Why is it that when the girls get together there’s always chocolate involved? What is it about women and chocolate that makes them a lethal combination. I swear to you, if my husband gets between me and my chocolate all hell will break loose. He knows that nothing chocolate will last in our house.
Maybe because of my strong penchant for chocolate, I am oddly drawn to these little girls.
Dammit, now I want chocolate. *hunting through cupboard*
Is it just me, or does this sweet chocolate covered face look more like a sh*t eatin’ grin?
Her eyelashes look like one is giving me a Peace Sign while the other is giving me the Rock n’ Roll Devil Horns!
I say rock on sista! Now gimme some of your damn chocolate!
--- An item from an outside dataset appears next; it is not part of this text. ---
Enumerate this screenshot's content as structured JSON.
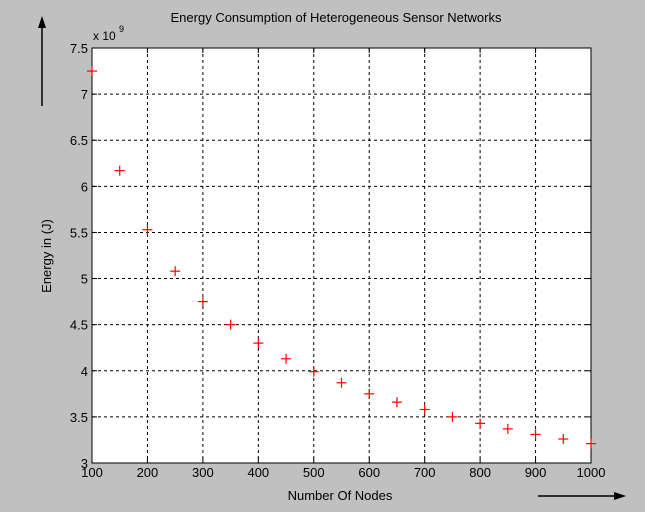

Mother’s Day is around the corner people. It’s the day the calendar says you’re supposed to show how grateful you are that some lady sprang you from her loins after waddling around for nine months with shooting pains, nausea, vomiting, cramps and pee stained pants.
Not that I’m bitter or anything because that was AWESOME. I freakin’ LOVE the smell of pee.
For Mother’s Day why don’t you show your gratitude with a trinket box that she can store all her maccaroni jewelry in?
Note to kids: Moms don’t like fake cupcakes. Bring the real deal or no birthday presents, ya hear?
And hold the little troll with the flower, just icing and lots of it; maybe slip some Xanax in it for good measure.
Oh, and forget the ‘sugar and spice’ B.S. because we all know you’re just trying to get brownie points to stay up past your bed time.